The players were primed on tendencies -- Fitzgerald (6-3, 220) gets fed the most on first down; Boldin pops up more on third down and in the red zone -- and braced to play an array of coverages. Often there were multiple elements at play within the same play, with corners and safeties first setting themselves to appear in one coverage, then switching to another.
"We gave them different looks on the same play, yes," Blache said. "That was one of the reasons we were able to get Warner late in the game on one of the sacks. We tried to create something where he was uncertain what he was seeing. Was it man or zone?"
Rogers's interception came one series after Fitzgerald's long catch made it 17-17, and embodied the overall approach.

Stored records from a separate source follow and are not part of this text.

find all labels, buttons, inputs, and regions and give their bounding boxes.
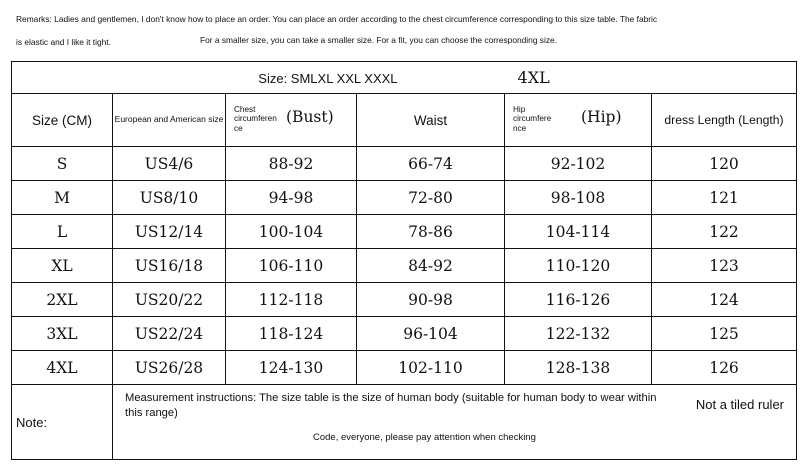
size-list: Size: SMLXL XXL XXXL xyxy=(258,71,398,86)
cell-us: US8/10 xyxy=(113,181,226,215)
cell-waist: 66-74 xyxy=(357,147,505,181)
cell-size: S xyxy=(12,147,113,181)
table-title xyxy=(12,62,797,94)
cell-waist: 102-110 xyxy=(357,351,505,385)
cell-size: M xyxy=(12,181,113,215)
note-row xyxy=(12,385,797,460)
size-4xl-label: 4XL xyxy=(517,68,550,87)
cell-chest: 100-104 xyxy=(226,215,357,249)
cell-length: 122 xyxy=(652,215,797,249)
cell-hip: 128-138 xyxy=(505,351,652,385)
cell-length: 121 xyxy=(652,181,797,215)
cell-waist: 78-86 xyxy=(357,215,505,249)
cell-size: 2XL xyxy=(12,283,113,317)
table-row xyxy=(12,181,797,215)
header-hip xyxy=(505,94,652,147)
cell-waist: 72-80 xyxy=(357,181,505,215)
cell-us: US26/28 xyxy=(113,351,226,385)
cell-chest: 106-110 xyxy=(226,249,357,283)
cell-size: XL xyxy=(12,249,113,283)
header-length: dress Length (Length) xyxy=(652,94,797,147)
header-eu-us-label: European and American size xyxy=(114,114,224,125)
header-hip-big: (Hip) xyxy=(581,108,622,126)
measurement-instructions: Measurement instructions: The size table is the size of human body (suitable for human body to wear within this range) xyxy=(125,392,657,419)
remark-line-1: Remarks: Ladies and gentlemen, I don't know how to place an order. You can place an order according to the chest circumference corresponding to this size table. The fabric xyxy=(16,14,658,24)
cell-chest: 124-130 xyxy=(226,351,357,385)
cell-size: 4XL xyxy=(12,351,113,385)
table-row xyxy=(12,317,797,351)
cell-chest: 112-118 xyxy=(226,283,357,317)
note-body xyxy=(113,385,797,460)
cell-chest: 118-124 xyxy=(226,317,357,351)
cell-us: US4/6 xyxy=(113,147,226,181)
cell-chest: 88-92 xyxy=(226,147,357,181)
cell-length: 125 xyxy=(652,317,797,351)
header-eu-us xyxy=(113,94,226,147)
remark-line-2: is elastic and I like it tight. xyxy=(16,37,111,47)
cell-us: US22/24 xyxy=(113,317,226,351)
table-row xyxy=(12,351,797,385)
cell-us: US16/18 xyxy=(113,249,226,283)
remark-line-3: For a smaller size, you can take a smaller size. For a fit, you can choose the corresponding size. xyxy=(200,35,558,45)
cell-hip: 104-114 xyxy=(505,215,652,249)
header-chest xyxy=(226,94,357,147)
header-chest-big: (Bust) xyxy=(286,108,334,126)
header-row xyxy=(12,94,797,147)
cell-size: L xyxy=(12,215,113,249)
header-size: Size (CM) xyxy=(12,94,113,147)
note-label: Note: xyxy=(12,385,113,460)
cell-hip: 98-108 xyxy=(505,181,652,215)
cell-hip: 92-102 xyxy=(505,147,652,181)
size-table xyxy=(11,61,797,460)
cell-hip: 116-126 xyxy=(505,283,652,317)
cell-waist: 90-98 xyxy=(357,283,505,317)
ruler-notice: Not a tiled ruler xyxy=(695,397,785,412)
table-row xyxy=(12,283,797,317)
check-notice: Code, everyone, please pay attention when checking xyxy=(313,432,536,443)
cell-size: 3XL xyxy=(12,317,113,351)
cell-waist: 96-104 xyxy=(357,317,505,351)
header-hip-small: Hip circumfere nce xyxy=(513,105,552,133)
cell-length: 124 xyxy=(652,283,797,317)
cell-us: US12/14 xyxy=(113,215,226,249)
cell-waist: 84-92 xyxy=(357,249,505,283)
cell-hip: 122-132 xyxy=(505,317,652,351)
header-chest-small: Chest circumferen ce xyxy=(234,105,277,133)
cell-us: US20/22 xyxy=(113,283,226,317)
table-row xyxy=(12,147,797,181)
table-row xyxy=(12,249,797,283)
table-title-row xyxy=(12,62,797,94)
header-waist: Waist xyxy=(357,94,505,147)
cell-hip: 110-120 xyxy=(505,249,652,283)
cell-length: 123 xyxy=(652,249,797,283)
cell-chest: 94-98 xyxy=(226,181,357,215)
cell-length: 126 xyxy=(652,351,797,385)
cell-length: 120 xyxy=(652,147,797,181)
table-row xyxy=(12,215,797,249)
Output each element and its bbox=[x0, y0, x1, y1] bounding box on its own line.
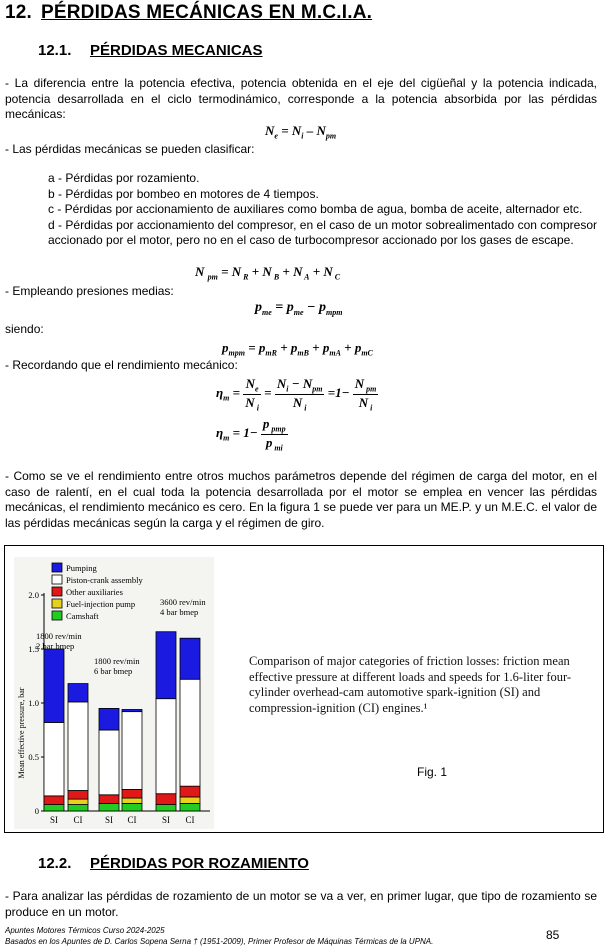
bar-segment bbox=[99, 795, 119, 804]
bar-segment bbox=[68, 805, 88, 811]
x-tick-label: SI bbox=[161, 815, 171, 825]
equation-effective-power: $N_e = N_i - N_{pm}$ bbox=[265, 123, 337, 141]
bar-segment bbox=[99, 708, 119, 730]
list-item: b - Pérdidas por bombeo en motores de 4 tiempos. bbox=[48, 186, 319, 201]
bar-segment bbox=[44, 649, 64, 722]
footer bbox=[5, 925, 433, 947]
bar-segment bbox=[68, 684, 88, 702]
bar-segment bbox=[180, 797, 200, 803]
bar-segment bbox=[180, 786, 200, 797]
bar-segment bbox=[68, 702, 88, 791]
bar-segment bbox=[122, 712, 142, 790]
loss-types-list bbox=[48, 171, 597, 249]
figure-label: Fig. 1 bbox=[417, 765, 448, 779]
friction-mep-chart bbox=[14, 557, 214, 829]
x-tick-label: CI bbox=[185, 815, 195, 825]
group-label: 1800 rev/min bbox=[36, 631, 82, 641]
section-heading-friction: 12.2. PÉRDIDAS POR ROZAMIENTO bbox=[38, 855, 309, 872]
y-tick-label: 1.5 bbox=[28, 644, 39, 654]
y-tick-label: 1.0 bbox=[28, 698, 39, 708]
bar-segment bbox=[122, 803, 142, 811]
bar-segment bbox=[156, 632, 176, 699]
group-label: 4 bar bmep bbox=[160, 607, 199, 617]
footer-credit: Basados en los Apuntes de D. Carlos Sopena Serna † (1951-2009), Primer Profesor de Máquinas Térmicas de la UPNA. bbox=[5, 937, 434, 946]
x-tick-label: CI bbox=[127, 815, 137, 825]
bar-segment bbox=[99, 730, 119, 795]
bar-segment bbox=[44, 722, 64, 795]
bar-segment bbox=[180, 638, 200, 679]
y-axis-label: Mean effective pressure, bar bbox=[17, 687, 26, 779]
bar-segment bbox=[122, 798, 142, 803]
list-item: c - Pérdidas por accionamiento de auxiliares como bomba de agua, bomba de aceite, alternador etc. bbox=[48, 202, 583, 216]
bar-segment bbox=[180, 803, 200, 811]
x-tick-label: SI bbox=[104, 815, 114, 825]
bar-segment bbox=[99, 803, 119, 811]
footer-course: Apuntes Motores Térmicos Curso 2024-2025 bbox=[5, 926, 165, 935]
group-label: 2 bar bmep bbox=[36, 641, 75, 651]
group-label: 3600 rev/min bbox=[160, 597, 206, 607]
bar-segment bbox=[180, 679, 200, 786]
bar-segment bbox=[44, 796, 64, 805]
paragraph-power-difference: - La diferencia entre la potencia efectiva, potencia obtenida en el eje del cigüeñal y la potencia indicada, potencia desarrollada en el ciclo termodinámico, corresponde a la potencia absorbida por las pérdidas mecánicas: bbox=[5, 76, 597, 121]
legend-label: Piston-crank assembly bbox=[66, 575, 143, 585]
bar-segment bbox=[156, 794, 176, 805]
legend-label: Camshaft bbox=[66, 611, 99, 621]
list-item: d - Pérdidas por accionamiento del compresor, en el caso de un motor sobrealimentado con compresor accionado por el motor, pero no en el caso de turbocompresor accionado por los gases de escape. bbox=[48, 217, 597, 247]
group-label: 6 bar bmep bbox=[94, 666, 133, 676]
x-tick-label: CI bbox=[73, 815, 83, 825]
equation-efficiency-ratio: $\eta_m$ = $\frac{N_e}{N _i}$ = $\frac{N_i - N_{pm}}{N _i}$ =1− $\frac{N _{pm}}{N _i}$ bbox=[216, 376, 377, 413]
legend-swatch bbox=[52, 563, 62, 572]
paragraph-idle-efficiency: - Como se ve el rendimiento entre otros muchos parámetros depende del régimen de carga del motor, en el caso de ralentí, en el cual toda la potencia desarrollada por el motor se emplea en vencer las pérdidas mecánicas, el rendimiento mecánico es cero. En la figura 1 se puede ver para un ME.P. y un M.E.C. el valor de las pérdidas mecánicas según la carga y el régimen de giro. bbox=[5, 469, 597, 530]
legend-swatch bbox=[52, 575, 62, 584]
page-number: 85 bbox=[546, 928, 560, 942]
bar-segment bbox=[156, 805, 176, 811]
paragraph-mechanical-efficiency: - Recordando que el rendimiento mecánico: bbox=[5, 358, 238, 372]
bar-segment bbox=[156, 699, 176, 794]
legend-swatch bbox=[52, 611, 62, 620]
equation-efficiency-pressure: $\eta_m = 1-$ $\frac{p _{pmp}}{p _{mi}}$ bbox=[216, 416, 286, 453]
y-tick-label: 2.0 bbox=[28, 590, 39, 600]
y-tick-label: 0 bbox=[34, 806, 39, 816]
chapter-heading: 12. PÉRDIDAS MECÁNICAS EN M.C.I.A. bbox=[5, 2, 373, 23]
bar-segment bbox=[44, 805, 64, 811]
bar-segment bbox=[68, 799, 88, 804]
equation-mean-pressure: $p_{me} = p_{me} - p_{mpm}$ bbox=[255, 300, 343, 317]
paragraph-where: siendo: bbox=[5, 322, 44, 336]
paragraph-classification: - Las pérdidas mecánicas se pueden clasificar: bbox=[5, 142, 255, 156]
bar-segment bbox=[68, 790, 88, 799]
legend-label: Fuel-injection pump bbox=[66, 599, 136, 609]
equation-loss-power-sum: N $_{pm}$ = N $_R$ + N $_B$ + N $_A$ + N $_C$ bbox=[195, 264, 341, 282]
legend-swatch bbox=[52, 599, 62, 608]
bar-segment bbox=[122, 789, 142, 798]
paragraph-mean-pressures: - Empleando presiones medias: bbox=[5, 284, 174, 298]
paragraph-friction-analysis: - Para analizar las pérdidas de rozamiento de un motor se va a ver, en primer lugar, que tipo de rozamiento se produce en un motor. bbox=[5, 889, 597, 919]
section-heading: 12.1. PÉRDIDAS MECANICAS bbox=[38, 42, 263, 59]
x-tick-label: SI bbox=[49, 815, 59, 825]
list-item: a - Pérdidas por rozamiento. bbox=[48, 171, 200, 185]
legend-label: Other auxiliaries bbox=[66, 587, 123, 597]
bar-segment bbox=[122, 709, 142, 711]
figure-caption: Comparison of major categories of friction losses: friction mean effective pressure at different loads and speeds for 1.6-liter four-cylinder overhead-cam automotive spark-ignition (SI) and compression-ignition (CI) engines.¹ bbox=[249, 654, 572, 715]
group-label: 1800 rev/min bbox=[94, 656, 140, 666]
equation-loss-pressure-sum: $p_{mpm} = p_{mR} + p_{mB} + p_{mA} + p_{mC}$ bbox=[222, 340, 373, 358]
legend-label: Pumping bbox=[66, 563, 97, 573]
y-tick-label: 0.5 bbox=[28, 752, 39, 762]
legend-swatch bbox=[52, 587, 62, 596]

Springs was playing man on the right side of the field; Rogers was in zone on the other side, with Fitzgerald lined up wide, and rookie safety Chris Horton and Landry helping with responsibilities on Fitzgerald's side.

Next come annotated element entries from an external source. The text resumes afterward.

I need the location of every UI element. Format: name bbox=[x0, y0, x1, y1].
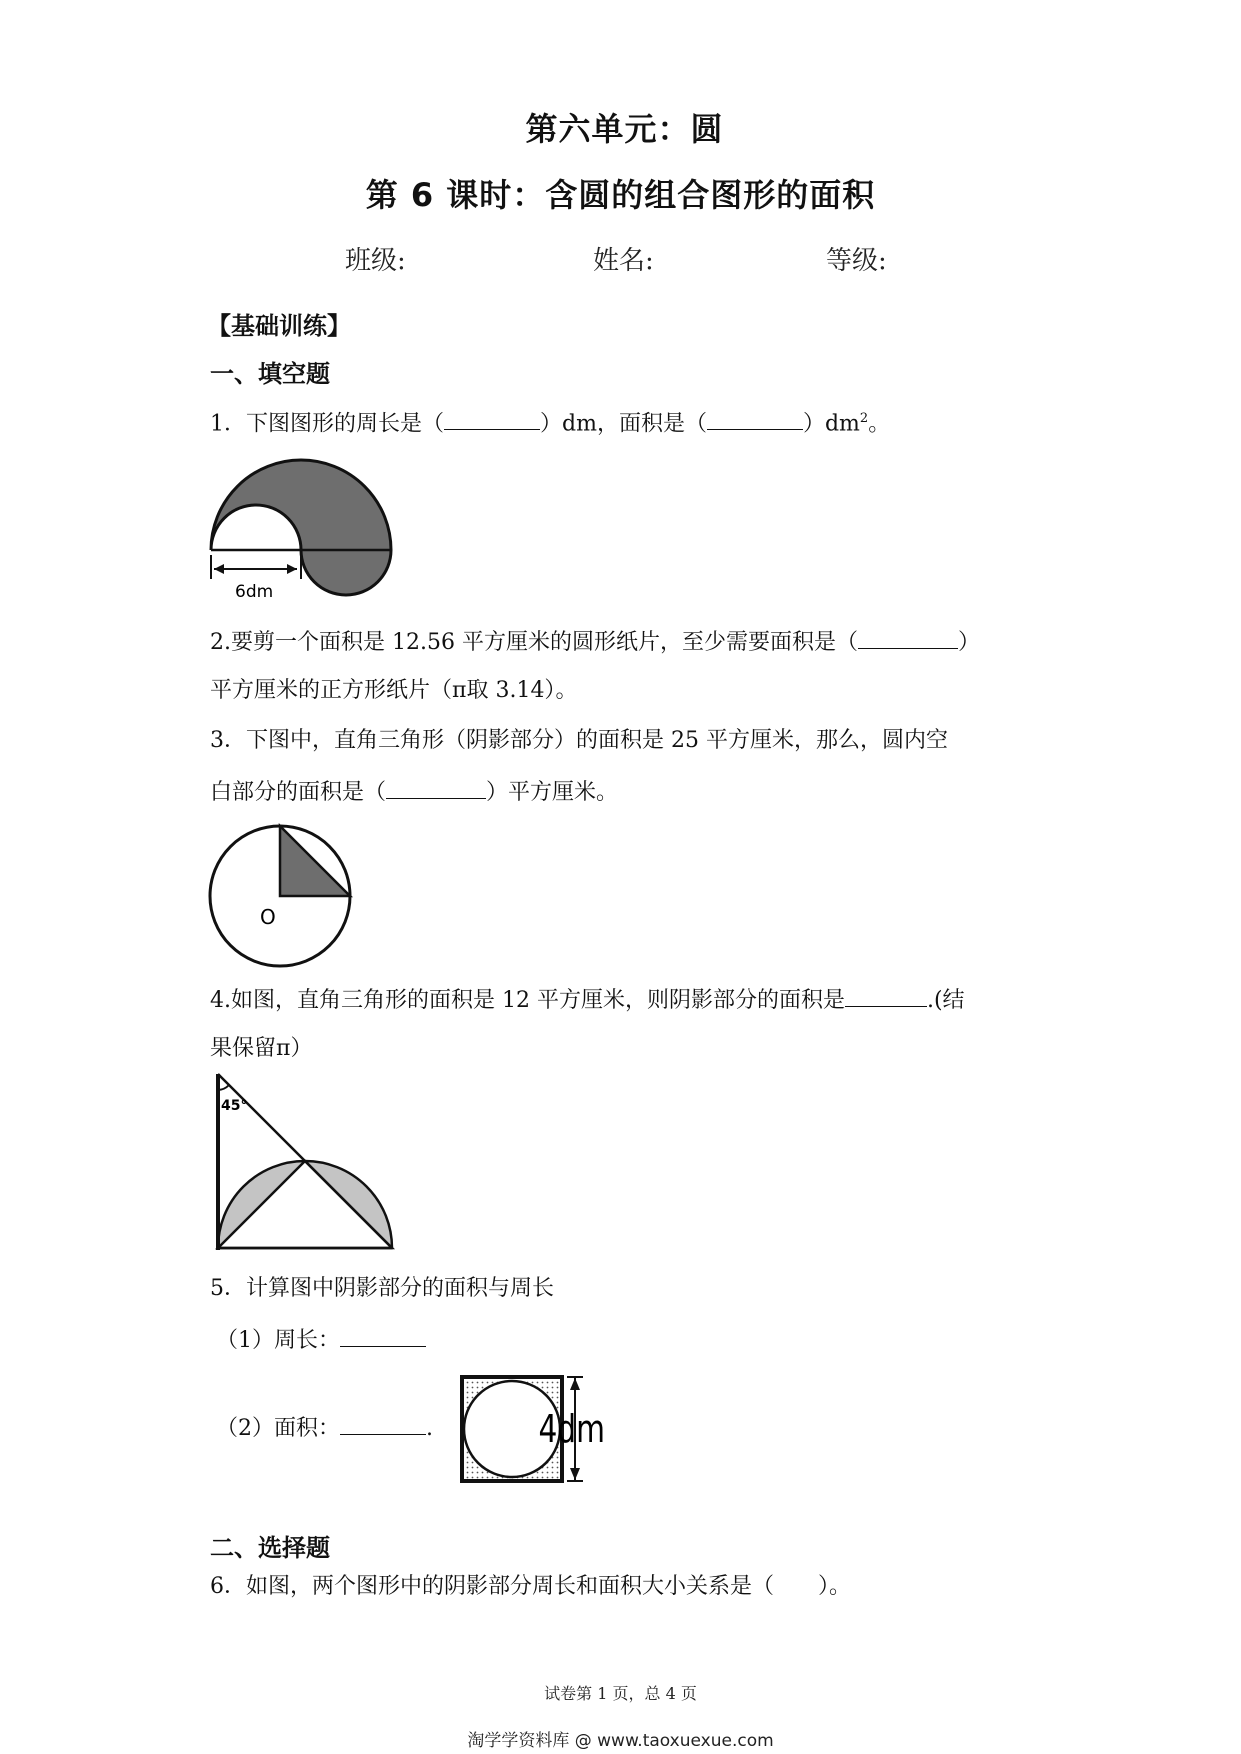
question-3-line-1: 3．下图中，直角三角形（阴影部分）的面积是 25 平方厘米，那么，圆内空 bbox=[210, 728, 948, 753]
question-6: 6．如图，两个图形中的阴影部分周长和面积大小关系是（ ）。 bbox=[210, 1574, 851, 1599]
grade-label: 等级: bbox=[826, 246, 887, 276]
question-2-line-2: 平方厘米的正方形纸片（π取 3.14）。 bbox=[210, 678, 578, 703]
q2-line1: 2.要剪一个面积是 12.56 平方厘米的圆形纸片，至少需要面积是（ bbox=[210, 630, 858, 655]
page-footer: 试卷第 1 页，总 4 页 bbox=[544, 1684, 697, 1703]
q5-area-row bbox=[216, 1412, 433, 1444]
q1-end: 。 bbox=[868, 411, 891, 437]
q3-figure bbox=[208, 822, 358, 972]
q3-line2-prefix: 白部分的面积是（ bbox=[210, 780, 387, 805]
q1-arrowhead-right bbox=[287, 564, 297, 574]
q1-arrowhead-left bbox=[214, 564, 224, 574]
watermark: 淘学学资料库 @ www.taoxuexue.com bbox=[467, 1731, 774, 1751]
question-5: 5．计算图中阴影部分的面积与周长 bbox=[210, 1276, 554, 1301]
q5-perimeter-blank[interactable] bbox=[340, 1324, 426, 1347]
q5-arrowhead-top bbox=[570, 1378, 580, 1390]
question-3-line-2 bbox=[210, 776, 618, 808]
q5-area-label: （2）面积： bbox=[216, 1416, 340, 1441]
q1-sup: 2 bbox=[859, 411, 869, 426]
q5-side-label: 4dm bbox=[538, 1407, 605, 1453]
q1-blank-area[interactable] bbox=[707, 407, 803, 430]
q5-area-blank[interactable] bbox=[340, 1412, 426, 1435]
q3-line2-end: ）平方厘米。 bbox=[486, 780, 619, 805]
q1-unit2: ）dm bbox=[802, 411, 860, 437]
section-fill-blank-heading: 一、填空题 bbox=[210, 360, 330, 388]
q4-angle-label: 45° bbox=[221, 1098, 248, 1114]
question-4-line-1 bbox=[210, 984, 965, 1016]
unit-title: 第六单元：圆 bbox=[525, 110, 724, 148]
q5-perimeter-row bbox=[216, 1324, 426, 1356]
q1-prefix: 1．下图图形的周长是（ bbox=[210, 411, 444, 437]
q5-area-end: . bbox=[426, 1416, 433, 1441]
q5-arrowhead-bottom bbox=[570, 1468, 580, 1480]
q2-blank[interactable] bbox=[858, 626, 958, 649]
section-choice-heading: 二、选择题 bbox=[210, 1534, 330, 1562]
q1-blank-perimeter[interactable] bbox=[444, 407, 540, 430]
q1-figure bbox=[205, 455, 405, 605]
q4-line1-end: .(结 bbox=[926, 988, 965, 1013]
q5-perimeter-label: （1）周长： bbox=[216, 1328, 340, 1353]
q4-figure bbox=[210, 1070, 410, 1260]
q5-figure bbox=[455, 1370, 635, 1490]
question-2-line-1 bbox=[210, 626, 980, 658]
question-4-line-2: 果保留π） bbox=[210, 1036, 313, 1061]
q1-figure-label: 6dm bbox=[235, 582, 274, 602]
q3-center-label: O bbox=[260, 905, 276, 929]
q4-line1: 4.如图，直角三角形的面积是 12 平方厘米，则阴影部分的面积是 bbox=[210, 988, 845, 1013]
q4-blank[interactable] bbox=[845, 984, 927, 1007]
question-1 bbox=[210, 404, 890, 439]
name-label: 姓名: bbox=[593, 246, 654, 276]
q3-blank[interactable] bbox=[386, 776, 486, 799]
q1-unit1: ）dm，面积是（ bbox=[540, 411, 707, 437]
basic-training-heading: 【基础训练】 bbox=[207, 312, 351, 340]
q2-line1-end: ） bbox=[957, 630, 980, 655]
class-label: 班级: bbox=[345, 246, 406, 276]
lesson-title: 第 6 课时：含圆的组合图形的面积 bbox=[365, 176, 876, 214]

Reed Doughty had been caught too shallow on the previous series. He tried to jump a route and misread the play ("I was exposed," he said), so Blache benched him for the duration of the game, using Springs at strong safety for a few plays and turning to Horton in the nickel package.

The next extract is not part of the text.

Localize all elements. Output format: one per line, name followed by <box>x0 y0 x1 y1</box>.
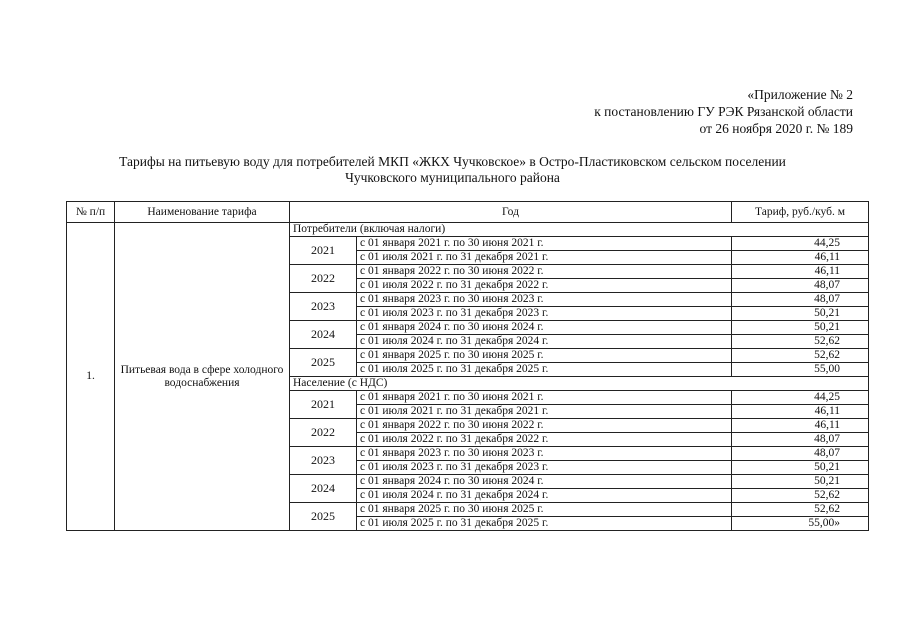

Horton alertly picked up Fitzgerald's crossing route once Rogers released him -- "The scheme was to try to take him out of the ballgame, and that's what I tried to do," Horton said -- leaving Warner to either check the ball down or try slot receiver Steve Breaston 40 yards downfield. Rogers had the instinct to act like a third safety on the play ("My eyes just took me inside," he said), leaving his zone with Horton on Fitzgerald, sprinting toward Breaston, and catching the ball once corner Leigh Torrence deflected it, setting up the winning score.
"They got some plays on us, but we came back and adjusted some things and stopped them," Rogers said.
Blache began the game playing primarily cover-2, and was content to let the Cardinals run the ball with fewer players in the box. Tailback Edgerrin James pounded away on the ground, rushing 10 times for 53 yards in the first half, getting most of his yards with the safeties deep; Blache adjusted more manpower to the line in short-yardage situations, however, and drives stalled, while Fitzgerald and Boldin were largely spectators.
"They're going to beat you with Number 11 [Fitzgerald] and Number 81 [Boldin]," Blache said. "That's the poison."
With Horton an emerging playmaker, Blache also utilized a three-safety set, dubbed "Cobra," from the opening series but constantly changed the roles of the players within it. During one sequence early in the second quarter, Horton lined up deep with Landry, with Doughty in the slot. The result was an incomplete pass to Fitzgerald. On the next play Horton moved up near the line against a three-receiver set. It netted a sack. On third and long, Blache put all three safeties deep in a prevent shell, forcing the Cardinals to punt.
It was a winning sequence in a day full of them. Blache's secondary rose to another challenge, shutting down the Cardinals just as it did the Saints a week ago. With high-scoring division rivals Dallas and Philadelphia up next, the schedule will get no easier, with the opportunities to earn league-wide respect now coming weekly.
"After Dallas and Philly, people are going to have to start talking about us," Springs said. Saints quarterback Drew Brees "was number two in passer rating, and he left not in the top 10. Kurt Warner came in in the top two in passer rating. I don't know what he's leaving with, but after 200 yards, a pick and a couple of sacks, I don't think it'll be too good."